Tuesday, August 19, 2014

For Thursday, August 21

Does your paragraph look like this?
At the bottom of this email, you will find a more cohesive and understandable explanation of the project you will work on with your team on Thursday.  I encourage you to read it carefully, so when you arrive on Thursday, you are ready to go.

Continue reading Frederick Douglass and annotating according to your bookmark.  We will also work with Oscar's three "raisons d'etre" on Thursday, so bring those with you.

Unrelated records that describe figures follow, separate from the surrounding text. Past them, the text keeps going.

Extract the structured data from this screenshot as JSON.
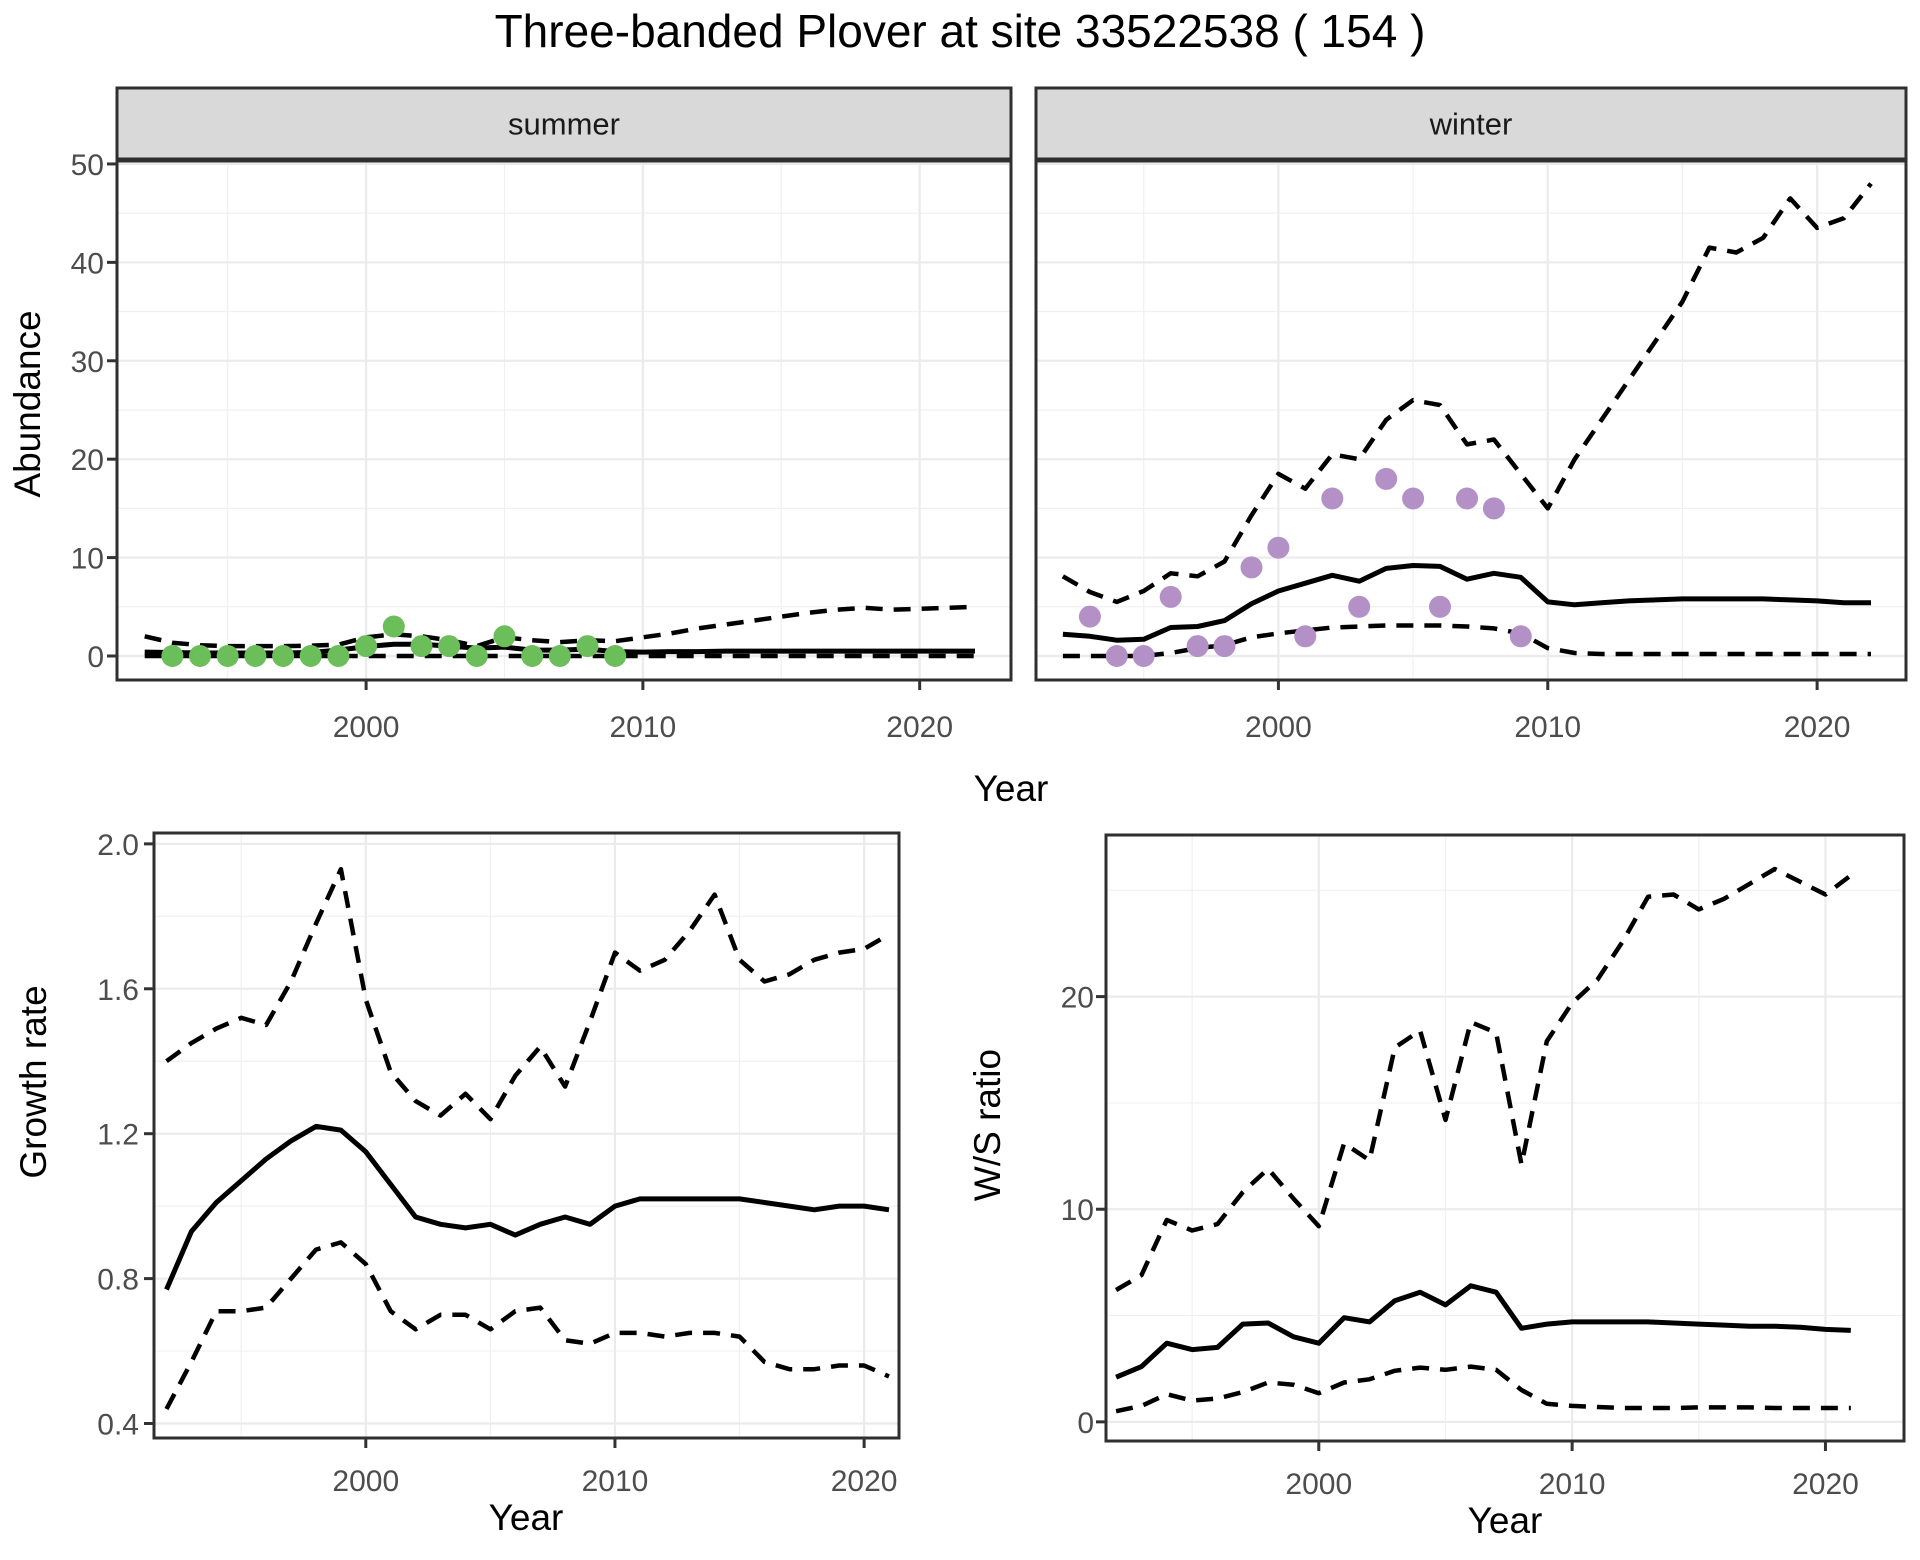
{
  "title": "Three-banded Plover at site 33522538 ( 154 )",
  "theme": {
    "background": "#ffffff",
    "strip_bg": "#d9d9d9",
    "grid_major": "#ebebeb",
    "grid_minor": "#f0f0f0",
    "panel_border": "#2f2f2f",
    "tick_color": "#333333",
    "tick_label_color": "#4d4d4d",
    "strip_text_color": "#1a1a1a",
    "line_color": "#000000",
    "summer_point": "#6cbe5b",
    "winter_point": "#b390c6"
  },
  "chart_data": [
    {
      "id": "abundance-summer",
      "type": "line",
      "facet_label": "summer",
      "xlabel": "Year",
      "ylabel": "Abundance",
      "x_ticks": [
        2000,
        2010,
        2020
      ],
      "y_ticks": [
        0,
        10,
        20,
        30,
        40,
        50
      ],
      "xlim": [
        1991,
        2023.3
      ],
      "ylim": [
        -2.44,
        50.3
      ],
      "x": [
        1992,
        1993,
        1994,
        1995,
        1996,
        1997,
        1998,
        1999,
        2000,
        2001,
        2002,
        2003,
        2004,
        2005,
        2006,
        2007,
        2008,
        2009,
        2010,
        2011,
        2012,
        2013,
        2014,
        2015,
        2016,
        2017,
        2018,
        2019,
        2020,
        2021,
        2022
      ],
      "series": [
        {
          "name": "upper-95ci",
          "style": "dashed",
          "values": [
            2,
            1.35,
            1.1,
            1,
            1,
            1,
            1.05,
            1.15,
            1.9,
            2.2,
            2,
            1.6,
            1,
            1.9,
            1.6,
            1.4,
            1.6,
            1.5,
            1.9,
            2.3,
            2.8,
            3.2,
            3.6,
            4,
            4.4,
            4.7,
            4.9,
            4.7,
            4.8,
            4.9,
            5
          ]
        },
        {
          "name": "median",
          "style": "solid",
          "values": [
            0.4,
            0.35,
            0.3,
            0.3,
            0.3,
            0.3,
            0.35,
            0.6,
            0.95,
            1.2,
            1.2,
            1,
            0.8,
            0.9,
            0.6,
            0.6,
            0.7,
            0.45,
            0.4,
            0.45,
            0.45,
            0.5,
            0.5,
            0.5,
            0.5,
            0.5,
            0.5,
            0.5,
            0.5,
            0.5,
            0.5
          ]
        },
        {
          "name": "lower-95ci",
          "style": "dashed",
          "values": [
            0,
            0,
            0,
            0,
            0,
            0,
            0,
            0,
            0,
            0,
            0,
            0,
            0,
            0,
            0,
            0,
            0,
            0,
            0,
            0,
            0,
            0,
            0,
            0,
            0,
            0,
            0,
            0,
            0,
            0,
            0
          ]
        }
      ],
      "observations": {
        "name": "observed-abundance-summer",
        "color_key": "summer_point",
        "x": [
          1993,
          1994,
          1995,
          1996,
          1997,
          1998,
          1999,
          2000,
          2001,
          2002,
          2003,
          2004,
          2005,
          2006,
          2007,
          2008,
          2009
        ],
        "y": [
          0,
          0,
          0,
          0,
          0,
          0,
          0,
          1,
          3,
          1,
          1,
          0,
          2,
          0,
          0,
          1,
          0
        ]
      }
    },
    {
      "id": "abundance-winter",
      "type": "line",
      "facet_label": "winter",
      "xlabel": "",
      "ylabel": "",
      "x_ticks": [
        2000,
        2010,
        2020
      ],
      "y_ticks": [
        0,
        10,
        20,
        30,
        40,
        50
      ],
      "xlim": [
        1991,
        2023.3
      ],
      "ylim": [
        -2.44,
        50.3
      ],
      "x": [
        1992,
        1993,
        1994,
        1995,
        1996,
        1997,
        1998,
        1999,
        2000,
        2001,
        2002,
        2003,
        2004,
        2005,
        2006,
        2007,
        2008,
        2009,
        2010,
        2011,
        2012,
        2013,
        2014,
        2015,
        2016,
        2017,
        2018,
        2019,
        2020,
        2021,
        2022
      ],
      "series": [
        {
          "name": "upper-95ci",
          "style": "dashed",
          "values": [
            8.1,
            6.5,
            5.5,
            6.6,
            8.4,
            8.1,
            9.6,
            14.3,
            18.5,
            17,
            20.5,
            20,
            24,
            26,
            25.5,
            21.5,
            22,
            18.5,
            15,
            20,
            24,
            28,
            32,
            36,
            41.5,
            41,
            42.5,
            46.5,
            43.5,
            44.5,
            48
          ]
        },
        {
          "name": "median",
          "style": "solid",
          "values": [
            2.2,
            2,
            1.6,
            1.7,
            2.9,
            3,
            3.6,
            5.3,
            6.6,
            7.4,
            8.2,
            7.6,
            8.9,
            9.2,
            9.1,
            7.8,
            8.4,
            8,
            5.5,
            5.2,
            5.4,
            5.6,
            5.7,
            5.8,
            5.8,
            5.8,
            5.8,
            5.7,
            5.6,
            5.4,
            5.4
          ]
        },
        {
          "name": "lower-95ci",
          "style": "dashed",
          "values": [
            0,
            0,
            0,
            0,
            0.3,
            0.8,
            1.1,
            1.9,
            2.3,
            2.6,
            2.9,
            3,
            3.1,
            3.1,
            3.1,
            3,
            2.8,
            2.3,
            0.8,
            0.3,
            0.2,
            0.2,
            0.2,
            0.2,
            0.2,
            0.2,
            0.2,
            0.2,
            0.2,
            0.2,
            0.2
          ]
        }
      ],
      "observations": {
        "name": "observed-abundance-winter",
        "color_key": "winter_point",
        "x": [
          1993,
          1994,
          1995,
          1996,
          1997,
          1998,
          1999,
          2000,
          2001,
          2002,
          2003,
          2004,
          2005,
          2006,
          2007,
          2008,
          2009
        ],
        "y": [
          4,
          0,
          0,
          6,
          1,
          1,
          9,
          11,
          2,
          16,
          5,
          18,
          16,
          5,
          16,
          15,
          2
        ]
      }
    },
    {
      "id": "growth-rate",
      "type": "line",
      "facet_label": "",
      "xlabel": "Year",
      "ylabel": "Growth rate",
      "x_ticks": [
        2000,
        2010,
        2020
      ],
      "y_ticks": [
        0.4,
        0.8,
        1.2,
        1.6,
        2.0
      ],
      "y_tick_labels": [
        "0.4",
        "0.8",
        "1.2",
        "1.6",
        "2.0"
      ],
      "xlim": [
        1991.5,
        2021.4
      ],
      "ylim": [
        0.36,
        2.03
      ],
      "x": [
        1992,
        1993,
        1994,
        1995,
        1996,
        1997,
        1998,
        1999,
        2000,
        2001,
        2002,
        2003,
        2004,
        2005,
        2006,
        2007,
        2008,
        2009,
        2010,
        2011,
        2012,
        2013,
        2014,
        2015,
        2016,
        2017,
        2018,
        2019,
        2020,
        2021
      ],
      "series": [
        {
          "name": "upper-95ci",
          "style": "dashed",
          "values": [
            1.4,
            1.45,
            1.49,
            1.52,
            1.5,
            1.62,
            1.78,
            1.93,
            1.57,
            1.37,
            1.29,
            1.25,
            1.31,
            1.24,
            1.36,
            1.44,
            1.33,
            1.51,
            1.7,
            1.65,
            1.68,
            1.76,
            1.86,
            1.68,
            1.62,
            1.64,
            1.68,
            1.7,
            1.71,
            1.75
          ]
        },
        {
          "name": "median",
          "style": "solid",
          "values": [
            0.77,
            0.93,
            1.01,
            1.07,
            1.13,
            1.18,
            1.22,
            1.21,
            1.15,
            1.06,
            0.97,
            0.95,
            0.94,
            0.95,
            0.92,
            0.95,
            0.97,
            0.95,
            1,
            1.02,
            1.02,
            1.02,
            1.02,
            1.02,
            1.01,
            1,
            0.99,
            1,
            1,
            0.99
          ]
        },
        {
          "name": "lower-95ci",
          "style": "dashed",
          "values": [
            0.44,
            0.57,
            0.71,
            0.71,
            0.72,
            0.8,
            0.88,
            0.9,
            0.84,
            0.71,
            0.66,
            0.7,
            0.7,
            0.66,
            0.71,
            0.72,
            0.63,
            0.62,
            0.65,
            0.65,
            0.64,
            0.65,
            0.65,
            0.64,
            0.57,
            0.55,
            0.55,
            0.56,
            0.56,
            0.53
          ]
        }
      ]
    },
    {
      "id": "ws-ratio",
      "type": "line",
      "facet_label": "",
      "xlabel": "Year",
      "ylabel": "W/S ratio",
      "x_ticks": [
        2000,
        2010,
        2020
      ],
      "y_ticks": [
        0,
        10,
        20
      ],
      "xlim": [
        1991.6,
        2023.1
      ],
      "ylim": [
        -0.9,
        27.6
      ],
      "x": [
        1992,
        1993,
        1994,
        1995,
        1996,
        1997,
        1998,
        1999,
        2000,
        2001,
        2002,
        2003,
        2004,
        2005,
        2006,
        2007,
        2008,
        2009,
        2010,
        2011,
        2012,
        2013,
        2014,
        2015,
        2016,
        2017,
        2018,
        2019,
        2020,
        2021
      ],
      "series": [
        {
          "name": "upper-95ci",
          "style": "dashed",
          "values": [
            6.2,
            6.9,
            9.5,
            9,
            9.3,
            10.8,
            11.9,
            10.5,
            9.2,
            13.1,
            12.3,
            17.6,
            18.4,
            14.2,
            18.8,
            18.3,
            12.1,
            17.9,
            19.7,
            20.8,
            22.6,
            24.7,
            24.8,
            24.1,
            24.6,
            25.3,
            26,
            25.4,
            24.8,
            25.7
          ]
        },
        {
          "name": "median",
          "style": "solid",
          "values": [
            2.1,
            2.6,
            3.7,
            3.4,
            3.5,
            4.6,
            4.65,
            4,
            3.7,
            4.9,
            4.7,
            5.7,
            6.1,
            5.5,
            6.4,
            6.1,
            4.4,
            4.6,
            4.7,
            4.7,
            4.7,
            4.7,
            4.65,
            4.6,
            4.55,
            4.5,
            4.5,
            4.45,
            4.35,
            4.3
          ]
        },
        {
          "name": "lower-95ci",
          "style": "dashed",
          "values": [
            0.5,
            0.75,
            1.3,
            1,
            1.1,
            1.4,
            1.85,
            1.75,
            1.35,
            1.85,
            2,
            2.4,
            2.55,
            2.45,
            2.6,
            2.45,
            1.5,
            0.85,
            0.75,
            0.7,
            0.65,
            0.65,
            0.65,
            0.68,
            0.68,
            0.68,
            0.65,
            0.65,
            0.65,
            0.65
          ]
        }
      ]
    }
  ]
}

Great Work Today.  You are a joy!


Doorknobs and Keyholes

Quotation Sandwiches - 5
or this?

Look carefully at the five images of doorknobs/keyholes in the grandfather/renter’s sections of ELIC.  Your team will create five (5) mini-paragraphs in which you demonstrate how Foer’s use of images along with text impacts our understanding of the grandfather’s emotional stage at the given moment.

Each paragraph will probably have two quotation sandwiches.  When using an image as evidence, you will describe the image to the best of your ability.  Embed your quotations when analyzing the text. Synthesize the clues Foer gives you regarding character.

Sample:

In the Renter’s Section 1, entitled “Why I am not where you are”, Foer inserts an image of a doorknob, halfway locked from the inside.  The grandfather has chosen silence over communication after he loses someone he loves.  In this section, the grandmother approaches the grandfather and offers him a relationship.  This lock indicates that the grandfather finds himself in a quandary.  Will he open up to the grandmother, or will he choose to lock the door from the inside?  The grandfather thinks about his life: “the embarrassments… everything he had seen destroyed…I’d lost the only person I could have spent my only life with, I’d left behind a thousand tons of marble” (33).   The grandfather’s memories demonstrate the reasons he has for shutting people out and indicate that his first instinct drives him to reject the woman’s advances.  However, he ends the section by pointing to the word, “help.”  This mirrors the half open lock.  The grandfather desires to let the grandmother in; however, he finds himself unable to do so without her help.